Marlboro argues that the deliberative process privilege should shield members of the Panel and Committee from deposition because the Panel and Committee are analogous to government entities. Def.'s Mot. Protective Order, ¶ 5. Marlboro further suggests that deposing Panel and Committee members would chill the "type of robust debate necessary" to make fair decisions. Id. at ¶ 6
However, the deliberative process privilege does not apply to Marlboro College because the College is not a government entity. See New York City Managerial Employee Ass'n v. Dinkins, 807 F. Supp. 955, 957 (S.D.N.Y. 1992) ("The purpose of the privilege is to ensure that the quality of government decisions is not compromised by subjecting all government discussion to public scrutiny"); see also Hopkins, 929 F.2d at 84 (deliberative process privilege sometimes known as "executive privilege."). In fact, the Supreme Court refused to apply the deliberative process privilege to another private college, the University of Pennsylvania, when the University moved to shield peer review files from the Equal Employment Opportunity Commission. Univ. of Penn. v. E.E.O.C., 493 U.S. 182 (1990). The Court warned that extending the privilege to private entities would "embark the judiciary on a long and difficult journey to . . . an uncertain destination," id. at 588, and wrote, "indeed, if there is a 'smoking gun' to be found that demonstrates discrimination in tenure decisions, it is likely to be tucked away in peer review files," id. at 193. Although Marlboro's motion highlights similarities between the Panel, the Committee, and the government, the motion cites only cases where the privilege applied to executive agencies. See, e.g., Hopkins, 929 F.2d 81 (applying privilege to Department of Housing and Urban Development); Ad Hoc Metals Coalition v. Whitman, 227 F. Supp. 2d 134 (D.D.C. 2002) (Environmental Protection Agency).

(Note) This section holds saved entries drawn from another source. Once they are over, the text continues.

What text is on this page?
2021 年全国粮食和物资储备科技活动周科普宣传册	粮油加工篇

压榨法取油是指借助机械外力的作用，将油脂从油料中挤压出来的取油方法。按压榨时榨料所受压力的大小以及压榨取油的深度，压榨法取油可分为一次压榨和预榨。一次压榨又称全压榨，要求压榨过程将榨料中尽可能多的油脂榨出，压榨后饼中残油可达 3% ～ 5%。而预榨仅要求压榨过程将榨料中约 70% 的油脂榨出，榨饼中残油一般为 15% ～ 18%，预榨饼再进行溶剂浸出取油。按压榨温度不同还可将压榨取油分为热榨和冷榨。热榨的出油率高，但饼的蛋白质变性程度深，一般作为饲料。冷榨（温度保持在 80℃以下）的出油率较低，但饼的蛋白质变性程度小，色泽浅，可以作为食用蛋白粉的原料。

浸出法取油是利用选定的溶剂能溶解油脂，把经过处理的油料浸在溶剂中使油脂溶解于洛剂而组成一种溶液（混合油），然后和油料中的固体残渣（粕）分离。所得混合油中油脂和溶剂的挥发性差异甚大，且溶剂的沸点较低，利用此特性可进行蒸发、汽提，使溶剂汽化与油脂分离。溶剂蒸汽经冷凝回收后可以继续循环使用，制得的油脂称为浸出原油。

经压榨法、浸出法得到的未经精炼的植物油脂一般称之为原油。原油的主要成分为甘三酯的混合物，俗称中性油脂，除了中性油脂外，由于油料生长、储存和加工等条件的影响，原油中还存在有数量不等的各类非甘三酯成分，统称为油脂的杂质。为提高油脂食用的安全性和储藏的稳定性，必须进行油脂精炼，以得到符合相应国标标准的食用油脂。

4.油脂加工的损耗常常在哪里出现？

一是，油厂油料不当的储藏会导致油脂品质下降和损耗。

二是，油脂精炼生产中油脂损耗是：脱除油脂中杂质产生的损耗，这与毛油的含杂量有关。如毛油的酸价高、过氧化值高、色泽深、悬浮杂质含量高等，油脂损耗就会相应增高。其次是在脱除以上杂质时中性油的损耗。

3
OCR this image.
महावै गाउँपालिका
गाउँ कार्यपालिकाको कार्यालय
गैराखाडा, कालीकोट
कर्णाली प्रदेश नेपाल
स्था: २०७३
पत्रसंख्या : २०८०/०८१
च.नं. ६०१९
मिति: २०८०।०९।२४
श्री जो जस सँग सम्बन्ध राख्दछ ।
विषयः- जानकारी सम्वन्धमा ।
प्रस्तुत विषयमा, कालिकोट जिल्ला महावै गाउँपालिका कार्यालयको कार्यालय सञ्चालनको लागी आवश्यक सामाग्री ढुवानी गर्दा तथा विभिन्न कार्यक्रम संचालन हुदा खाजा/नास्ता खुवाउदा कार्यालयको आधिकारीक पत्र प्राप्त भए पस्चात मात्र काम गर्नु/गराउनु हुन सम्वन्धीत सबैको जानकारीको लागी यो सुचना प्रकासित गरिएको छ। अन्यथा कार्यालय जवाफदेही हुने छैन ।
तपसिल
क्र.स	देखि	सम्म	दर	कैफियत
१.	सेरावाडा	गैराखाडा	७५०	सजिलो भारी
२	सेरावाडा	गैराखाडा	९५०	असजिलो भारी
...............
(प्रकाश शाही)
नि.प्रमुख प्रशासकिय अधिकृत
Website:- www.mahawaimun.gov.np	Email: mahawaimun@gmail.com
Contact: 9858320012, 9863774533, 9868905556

Applying the deliberative process privilege to a faculty deliberation at Marlboro College would significantly expand the privilege's scope. Moreover, if there is a "smoking gun," a reason that the Panel or Committee overlooked exculpatory evidence, Benning would discover that information by deposing Panel and Committee members. Finally, the Court is not concerned that allowing discovery will chill the "robust debate" necessary to make thoughtful disciplinary decisions that follow the procedures outlined in the College's student handbook. Therefore, the Court denies the Motion for a Protective Order.
CONCLUSION
The Court denies the Motion for Expedited Discovery as moot. The Court also denies the 12(b)(1) Motion to Dismiss for Lack of Subject Matter Jurisdiction because the plaintiff has claimed damages in excess of $75,000, but grants the 12(b)(6) Motion to Dismiss Count III for Failure to State a claim because the Complaint failed to allege defamation with sufficient facts. Count III is therefore dismissed without prejudice. Finally, the Court denies the Motion for a Protective Order because Marlboro is not a government entity.
DATED at Burlington, in the District of Vermont, this 5th day of August, 2014.